There was that word again. Reality. I realized I was beginning to hate it.

Cole stepped close again, enough that I could feel his body heat, sense his heartbeat. It was soothing, in a way. His tone dropped lower, softer.

“I appreciate that you’re concerned. I love that you want to fight for me. But I’ve been handling situations like this my entire career. You don’t need to sacrifice yourself to save me.”

“What if I want to?”

His hand slid up my side, across my shoulder, up my neck until he cupped my cheek in his palm. “Don’t want to. I’m not worth losing everything for.”
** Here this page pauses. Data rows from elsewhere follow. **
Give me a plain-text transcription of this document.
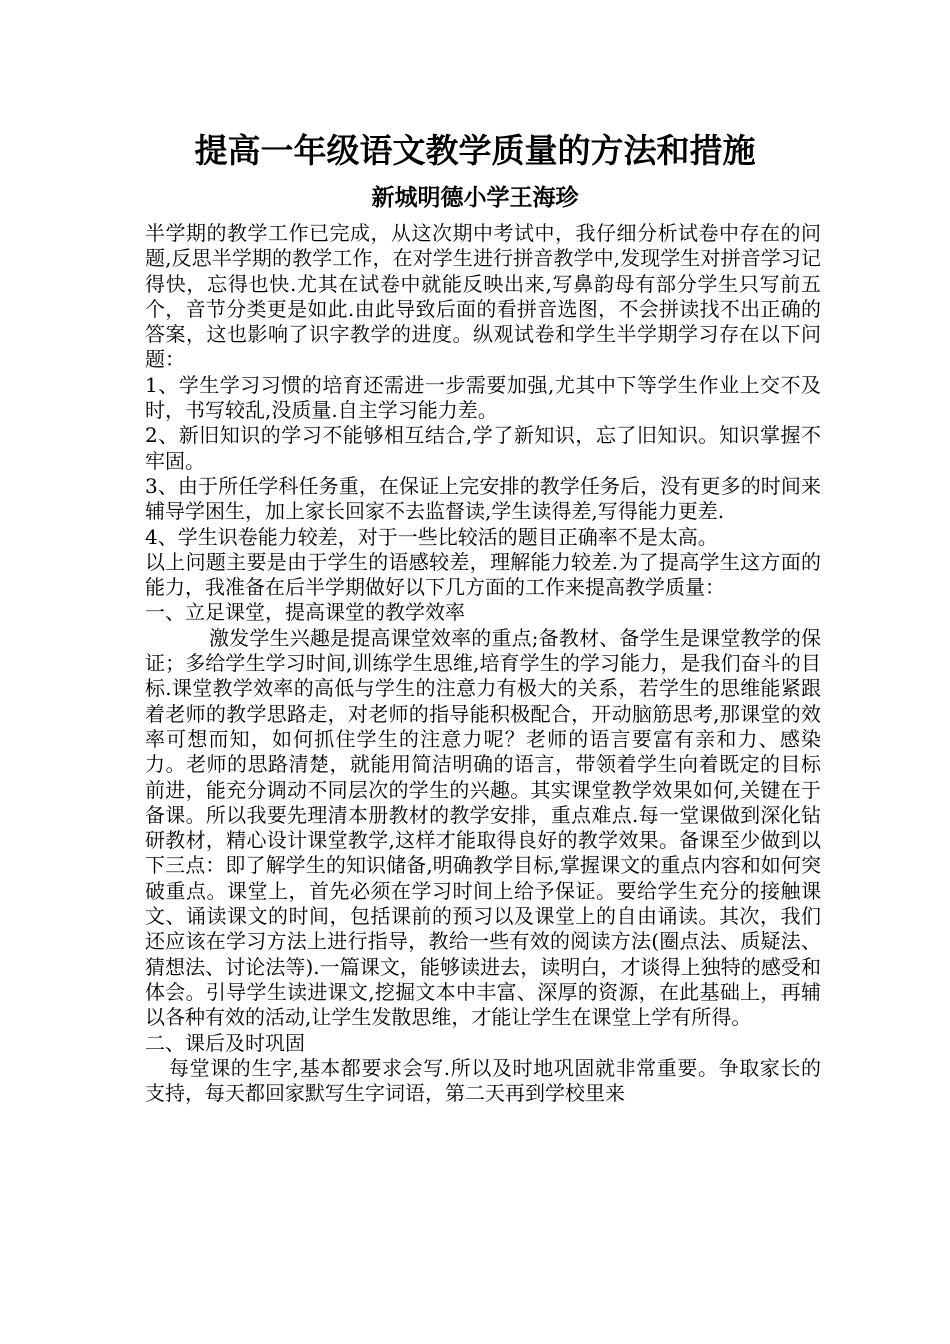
提高一年级语文教学质量的方法和措施
新城明德小学王海珍

半学期的教学工作已完成，从这次期中考试中，我仔细分析试卷中存在的问题,反思半学期的教学工作，在对学生进行拼音教学中,发现学生对拼音学习记得快，忘得也快.尤其在试卷中就能反映出来,写鼻韵母有部分学生只写前五个，音节分类更是如此.由此导致后面的看拼音选图，不会拼读找不出正确的答案，这也影响了识字教学的进度。纵观试卷和学生半学期学习存在以下问题：

1、学生学习习惯的培育还需进一步需要加强,尤其中下等学生作业上交不及时，书写较乱,没质量.自主学习能力差。

2、新旧知识的学习不能够相互结合,学了新知识，忘了旧知识。知识掌握不牢固。

3、由于所任学科任务重，在保证上完安排的教学任务后，没有更多的时间来辅导学困生，加上家长回家不去监督读,学生读得差,写得能力更差.

4、学生识卷能力较差，对于一些比较活的题目正确率不是太高。

以上问题主要是由于学生的语感较差，理解能力较差.为了提高学生这方面的能力，我准备在后半学期做好以下几方面的工作来提高教学质量：

一、立足课堂，提高课堂的教学效率

激发学生兴趣是提高课堂效率的重点;备教材、备学生是课堂教学的保证；多给学生学习时间,训练学生思维,培育学生的学习能力，是我们奋斗的目标.课堂教学效率的高低与学生的注意力有极大的关系，若学生的思维能紧跟着老师的教学思路走，对老师的指导能积极配合，开动脑筋思考,那课堂的效率可想而知，如何抓住学生的注意力呢？老师的语言要富有亲和力、感染力。老师的思路清楚，就能用简洁明确的语言，带领着学生向着既定的目标前进，能充分调动不同层次的学生的兴趣。其实课堂教学效果如何,关键在于备课。所以我要先理清本册教材的教学安排，重点难点.每一堂课做到深化钻研教材，精心设计课堂教学,这样才能取得良好的教学效果。备课至少做到以下三点：即了解学生的知识储备,明确教学目标,掌握课文的重点内容和如何突破重点。课堂上，首先必须在学习时间上给予保证。要给学生充分的接触课文、诵读课文的时间，包括课前的预习以及课堂上的自由诵读。其次，我们还应该在学习方法上进行指导，教给一些有效的阅读方法(圈点法、质疑法、猜想法、讨论法等).一篇课文，能够读进去，读明白，才谈得上独特的感受和体会。引导学生读进课文,挖掘文本中丰富、深厚的资源，在此基础上，再辅以各种有效的活动,让学生发散思维，才能让学生在课堂上学有所得。

二、课后及时巩固

每堂课的生字,基本都要求会写.所以及时地巩固就非常重要。争取家长的支持，每天都回家默写生字词语，第二天再到学校里来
“If this were anyone else, I’d still want to do what’s right. But it’s you—a skilled, talented Black surgeon. And that makes it different, and you know why. I don’t have the luxury of pretending it doesn’t.”

“I know, baby. I know.”

He stepped even closer, backing me against the island until I was pinned between the counter and his body.

Then he dipped his head and dropped his lips to mine.

The relief I felt at being near him, touching him, kissing him, was overwhelming.

My whole body exhaled tension I hadn’t realized I was carrying.